The “Registered Nurse” title is evidence of where they solved problems, not a constraint on what they can do.
Hiring Team: Finding Problem-Solvers
📄 Traditional Approach
Job Posting: “Customer Success Manager - 5+ years SaaS experience”
Screening: Filter by title + years → 200 resumes → pick “Customer Success Manager” titles
Result: Miss talented problem-solvers with different titles
✨ With Idynic
The Problem Described:
“Customer onboarding takes 3 weeks. All manual—emails, spreadsheets, Zoom calls. Losing deals because it's too slow. Need someone who's built automated onboarding systems before, cut time-to-value dramatically.”
Result: Idynic surfaces candidates based on problem-solving stories, not titles
SOLUTIONS ENGINEER
“Built self-service onboarding portal. Before: 4 weeks manual, 20+ support tickets. After: 3 days automated, 2 tickets average. Cut support workload 70%.”
Narrative emphasizes: Automation work, dramatic time reduction, systems thinking. Provenance links to tools used, rollout process, metrics.
PRODUCT MANAGER
“Redesigned user onboarding flow. Interviewed 30 customers, identified 5 friction points. Built progressive disclosure, in-app guidance. Time-to-first-value: 2 weeks → 2 days.”
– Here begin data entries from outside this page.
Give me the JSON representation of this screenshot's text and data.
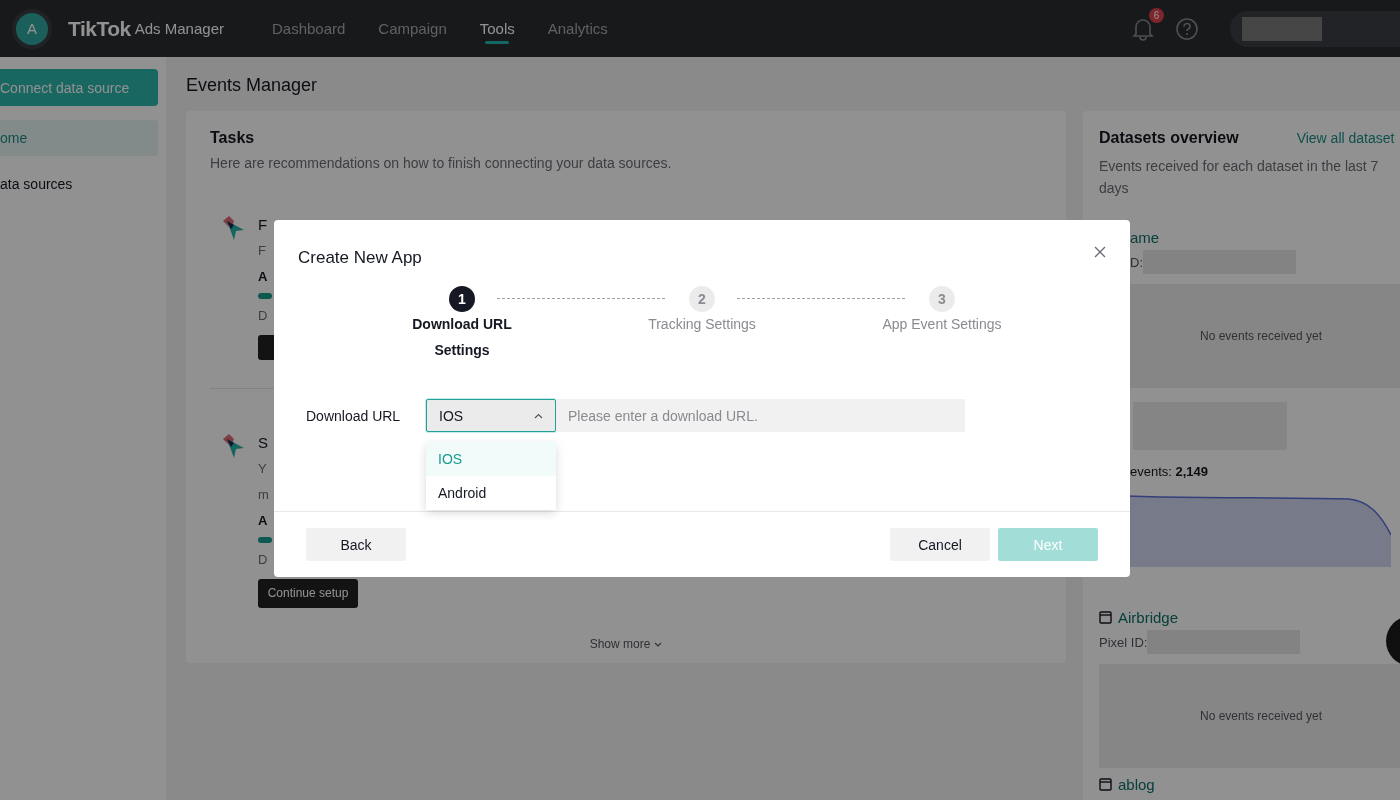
{
  "header": {
    "avatar": "A",
    "logo": "TikTok",
    "logo_suffix": "Ads Manager",
    "nav": [
      {
        "label": "Dashboard",
        "selected": false
      },
      {
        "label": "Campaign",
        "selected": false
      },
      {
        "label": "Tools",
        "selected": true
      },
      {
        "label": "Analytics",
        "selected": false
      }
    ],
    "notification_count": "6"
  },
  "sidebar": {
    "primary_button": "Connect data source",
    "items": [
      {
        "label": "ome",
        "selected": true
      },
      {
        "label": "ata sources",
        "selected": false
      }
    ]
  },
  "page_title": "Events Manager",
  "tasks": {
    "title": "Tasks",
    "description": "Here are recommendations on how to finish connecting your data sources.",
    "items": [
      {
        "title": "F",
        "description_lines": [
          "F"
        ],
        "label": "A",
        "status": "D"
      },
      {
        "title": "S",
        "description_lines": [
          "Y",
          "m"
        ],
        "label": "A",
        "status": "D",
        "button": "Continue setup"
      }
    ],
    "show_more": "Show more"
  },
  "datasets": {
    "title": "Datasets overview",
    "link": "View all dataset",
    "description": "Events received for each dataset in the last 7 days",
    "items": [
      {
        "kind": "empty",
        "name": "ame",
        "has_icon": false,
        "id_label": "D:",
        "empty_text": "No events received yet"
      },
      {
        "kind": "chart",
        "total": "events: **2,149**"
      },
      {
        "kind": "empty",
        "name": "Airbridge",
        "has_icon": true,
        "id_label": "Pixel ID:",
        "empty_text": "No events received yet"
      },
      {
        "kind": "title_only",
        "name": "ablog",
        "has_icon": true
      }
    ]
  },
  "modal": {
    "title": "Create New App",
    "steps": [
      {
        "number": "1",
        "label": "Download URL Settings",
        "selected": true
      },
      {
        "number": "2",
        "label": "Tracking Settings",
        "selected": false
      },
      {
        "number": "3",
        "label": "App Event Settings",
        "selected": false
      }
    ],
    "field_label": "Download URL",
    "select": {
      "value": "IOS",
      "expanded": true,
      "options": [
        {
          "label": "IOS",
          "selected": true
        },
        {
          "label": "Android",
          "selected": false
        }
      ]
    },
    "url_placeholder": "Please enter a download URL.",
    "buttons": {
      "back": "Back",
      "cancel": "Cancel",
      "next": "Next",
      "next_disabled": true
    }
  }
}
Narrative emphasizes: Customer research, cross-functional leadership. Provenance shows interview insights, collaboration details.
CUSTOMER SUCCESS MANAGER
“Inherited manual onboarding mess. 30% never activated. Documented steps, built Airtable workflows, created videos. Activation rate hit 85%, onboarding time cut in half.”
Narrative emphasizes: Resourcefulness with limited tools, dramatic activation improvement. Provenance shows documentation, workflows.
All three surface because their identities contain the relevant problem-solving stories. The hiring team finds problem-solvers, not keywords.